The United State Embassy in Colombo says countries must examine their dealings with China Communications Construction Company (CCCC).
CCCC is heavily involved in key projects in Sri Lanka including on the Colombo Port City Project.
On August 26, the U.S. Department of State imposed visa restrictions on People’s Republic of China (PRC) individuals responsible for, or complicit in, either the large-scale reclamation, construction, or militarization of disputed outposts in the South China Sea, or the PRC’s use of coercion against Southeast Asian claimants to inhibit their access to offshore resources.
These individuals will now be inadmissible into the United States, and their immediate family members may be subject to these visa restrictions as well.
In addition, the Department of Commerce has added 24 PRC state-owned enterprises to the Entity List, including several subsidiaries of China Communications Construction Company (CCCC).
Under these sanctions, certain U.S.-origin items may require a license subject to Export Administration Regulations (EAR) before they can be provided to companies on the Entity List, the US Embassy in Colombo said in a statement today.

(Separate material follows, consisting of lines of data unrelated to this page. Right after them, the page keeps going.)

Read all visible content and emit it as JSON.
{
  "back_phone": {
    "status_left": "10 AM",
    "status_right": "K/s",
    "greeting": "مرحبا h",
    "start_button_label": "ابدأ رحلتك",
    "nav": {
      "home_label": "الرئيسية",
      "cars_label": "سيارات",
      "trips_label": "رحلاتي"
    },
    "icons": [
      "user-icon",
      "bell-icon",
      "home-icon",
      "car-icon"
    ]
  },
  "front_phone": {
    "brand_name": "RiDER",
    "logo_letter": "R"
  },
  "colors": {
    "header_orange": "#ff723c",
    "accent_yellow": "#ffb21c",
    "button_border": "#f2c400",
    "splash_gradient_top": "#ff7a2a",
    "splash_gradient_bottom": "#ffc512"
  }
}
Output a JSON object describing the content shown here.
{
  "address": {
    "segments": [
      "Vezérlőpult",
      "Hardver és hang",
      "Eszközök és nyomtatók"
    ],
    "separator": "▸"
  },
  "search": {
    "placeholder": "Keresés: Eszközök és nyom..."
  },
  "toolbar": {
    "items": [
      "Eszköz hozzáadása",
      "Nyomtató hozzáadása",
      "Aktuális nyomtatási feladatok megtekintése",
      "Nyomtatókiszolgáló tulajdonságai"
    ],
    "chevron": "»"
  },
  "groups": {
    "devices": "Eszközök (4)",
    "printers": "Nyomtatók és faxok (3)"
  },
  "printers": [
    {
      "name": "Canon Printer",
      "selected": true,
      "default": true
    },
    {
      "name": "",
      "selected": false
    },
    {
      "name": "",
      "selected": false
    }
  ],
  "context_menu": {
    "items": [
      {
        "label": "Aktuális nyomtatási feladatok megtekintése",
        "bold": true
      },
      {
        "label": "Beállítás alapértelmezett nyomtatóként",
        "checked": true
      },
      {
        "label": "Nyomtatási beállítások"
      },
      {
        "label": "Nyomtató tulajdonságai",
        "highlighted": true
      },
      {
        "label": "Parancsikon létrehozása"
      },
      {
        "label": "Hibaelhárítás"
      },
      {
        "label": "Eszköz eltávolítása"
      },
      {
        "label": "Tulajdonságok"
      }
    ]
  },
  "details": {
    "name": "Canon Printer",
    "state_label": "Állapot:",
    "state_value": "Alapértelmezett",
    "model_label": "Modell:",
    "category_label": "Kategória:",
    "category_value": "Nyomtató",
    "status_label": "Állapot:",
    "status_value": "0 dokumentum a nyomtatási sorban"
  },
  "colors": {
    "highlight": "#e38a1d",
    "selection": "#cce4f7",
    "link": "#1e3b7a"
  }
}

Since 2013, the PRC has used its state-owned enterprises to dredge and unlawfully reclaim more than 3,000 acres in the South China Sea, destabilizing the region, trampling on the sovereign rights of its neighbors, and causing untold environmental devastation. CCCC led the destructive dredging of the PRC’s South China Sea outposts and is also one of the leading contractors used by Beijing in its global Belt and Road Initiative (BRI) strategy. CCCC and its subsidiaries have engaged in corruption, predatory financing, environmental destruction, and other abuses across the world.
These sanctions are targeted at PRC entities and the United States further encourages countries to manage risk when dealing with CCCC and its subsidiaries. CCCC has done untold environmental damage, been involved with malign actions around the world, and caused instability in the Indo-Pacific.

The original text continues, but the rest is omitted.